The New Deal stood for the proposition that the government will take on the responsibility of providing for your every need. President Bush–though the process actually began with the Republican Congresses paradigm-shifting Welfare reform–is moving the country in a radically different direction, towards a system where the individual will resume the responsible, to the maximum degree feasible, of providing for his own social services–health care, unemployment insurance, education, mortgage, retirement, etc. (The operating title for this new system is apparently the “Ownership Society”, ownership evoking yesterday’s bit of de Tocqueville.) Now, conservatives, not known for their intellects, are terribly confused about all this, because the Welfare State which took 70 years to build wasn’t reconstructed yesterday, which is apparently their test of someone’s bona fides.

However, the Ted Kennedy’s and Hillary Clinton’s, far smarter and more sensitive to even tiny shifts in the zeitgeist than we Neanderthals, are well aware of what’s going on. Mr. Kennedy actually figured it out after helping pass the wolf in sheep’s clothing that is the No Child Left Behind Act. Nothing better illustrates the lag in Conservatives’ comprehension than their continued belief that the NCLBA represented a Republican defeat. More recently, the Medicare reform–which included means-testing, MSA’s and a series of other measures that Republicans have been pushing futiley for a quarter century–has been greeted as some kind of secret socialist coup by the Right, but Democrats fought it because they recognize that little reforms and the executive rule-making powers have a tendency to lead to sweeping change over time. And, at this point, time is on the GOP’s side–whether they recognize it or not.

This isn’t my vision of government–but then, I don’t have to get elected, either. And as Rauch wrote:

“The Republican Party in 1994 tested a proposition,” says a White House aide: “that people wanted government to be radically reduced. And they found out that people didn’t want government to be radically reduced.” Bush saw this, and he saw that the anti-government conservatism of Goldwater and Reagan had reached a dead end; and if there is a single characteristic that distinguishes Bush, it is his willingness to meet a dead end with a bulldozer.

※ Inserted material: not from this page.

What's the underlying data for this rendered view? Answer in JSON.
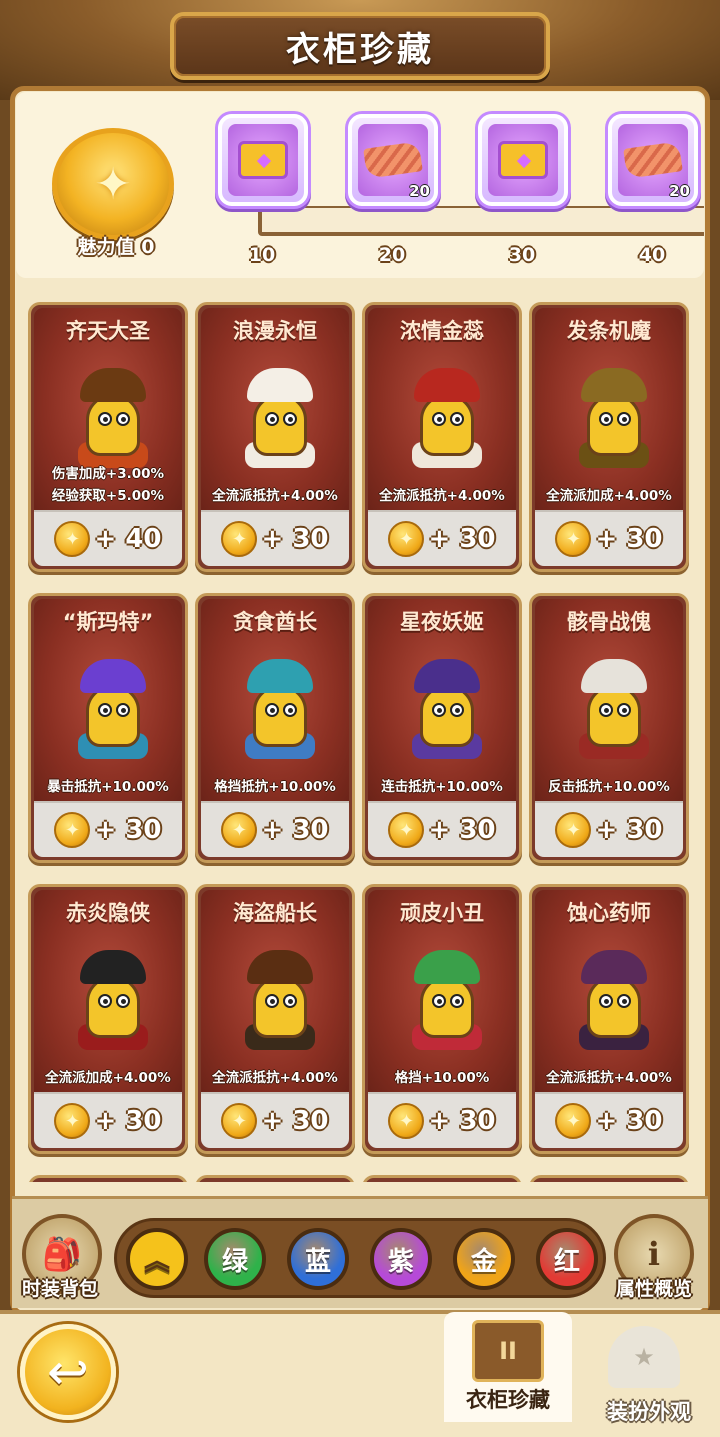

In 2002, “he really did set out to have the Republican Party stand for something different,” says Michael Gerson, who signed on with Bush in 1999 and is now his chief speechwriter.

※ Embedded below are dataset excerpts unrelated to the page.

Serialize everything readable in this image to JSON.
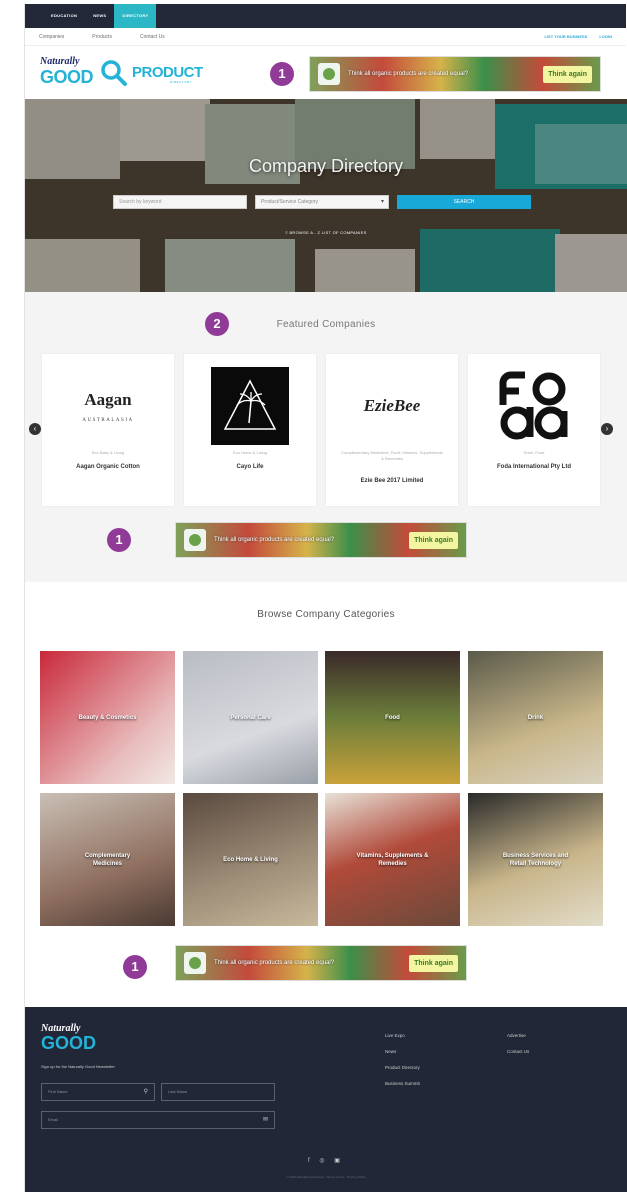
{
  "topbar": {
    "tabs": [
      "EDUCATION",
      "NEWS",
      "DIRECTORY"
    ]
  },
  "subnav": {
    "items": [
      "Companies",
      "Products",
      "Contact Us"
    ],
    "right": [
      "LIST YOUR BUSINESS",
      "LOGIN"
    ]
  },
  "logo": {
    "top": "Naturally",
    "good": "GOOD",
    "product": "PRODUCT",
    "directory": "DIRECTORY"
  },
  "badges": {
    "one": "1",
    "two": "2"
  },
  "ad": {
    "text": "Think all organic products are created equal?",
    "cta": "Think again"
  },
  "hero": {
    "title": "Company Directory",
    "search_placeholder": "Search by keyword",
    "select_value": "Product/Service Category",
    "search_button": "SEARCH",
    "browse_list": "BROWSE A - Z LIST OF COMPANIES"
  },
  "featured": {
    "title": "Featured Companies",
    "cards": [
      {
        "logo": "Aagan",
        "logo_sub": "AUSTRALASIA",
        "category": "Eco Baby & Living",
        "name": "Aagan Organic Cotton"
      },
      {
        "logo": "",
        "logo_sub": "",
        "category": "Eco Home & Living",
        "name": "Cayo Life"
      },
      {
        "logo": "EzieBee",
        "logo_sub": "",
        "category": "Complementary Medicines; Food; Vitamins, Supplements & Remedies",
        "name": "Ezie Bee 2017 Limited"
      },
      {
        "logo": "FODA",
        "logo_sub": "",
        "category": "Drink; Food",
        "name": "Foda International Pty Ltd"
      }
    ]
  },
  "browse": {
    "title": "Browse Company Categories",
    "tiles": [
      "Beauty & Cosmetics",
      "Personal Care",
      "Food",
      "Drink",
      "Complementary Medicines",
      "Eco Home & Living",
      "Vitamins, Supplements & Remedies",
      "Business Services and Retail Technology"
    ]
  },
  "footer": {
    "logo_top": "Naturally",
    "logo_good": "GOOD",
    "signup": "Sign up for the Naturally Good Newsletter",
    "first_name": "First Name",
    "last_name": "Last Name",
    "email": "Email",
    "links_col1": [
      "Live Expo",
      "News",
      "Product Directory",
      "Business Summit"
    ],
    "links_col2": [
      "Advertise",
      "Contact Us"
    ],
    "social": "f ◎ ▣",
    "legal": "© 2018 Naturally Good Expo · Terms of Use · Privacy Policy"
  },
  "colors": {
    "accent": "#2cb7c6",
    "dark": "#232838",
    "badge": "#8f3b97",
    "button": "#19a9d8"
  }
}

Bush’s view, expressed in his book and in the 2000 campaign, is that government curtails freedom not by being large or active but by making choices that should be left to the people. Without freedom of choice, people feel no responsibility, and Bush insists again and again, as he put it in the book: “I want to usher in a responsibility era.”

Big government without statism? With a minimum of top-down controls? Doesn’t seem possible to me, and it’s not the government model I personally want, but then I don’t have to get elected, either.

UPDATE: Scott Ott “looks” at the first play those new bucks will be funding at the NEA.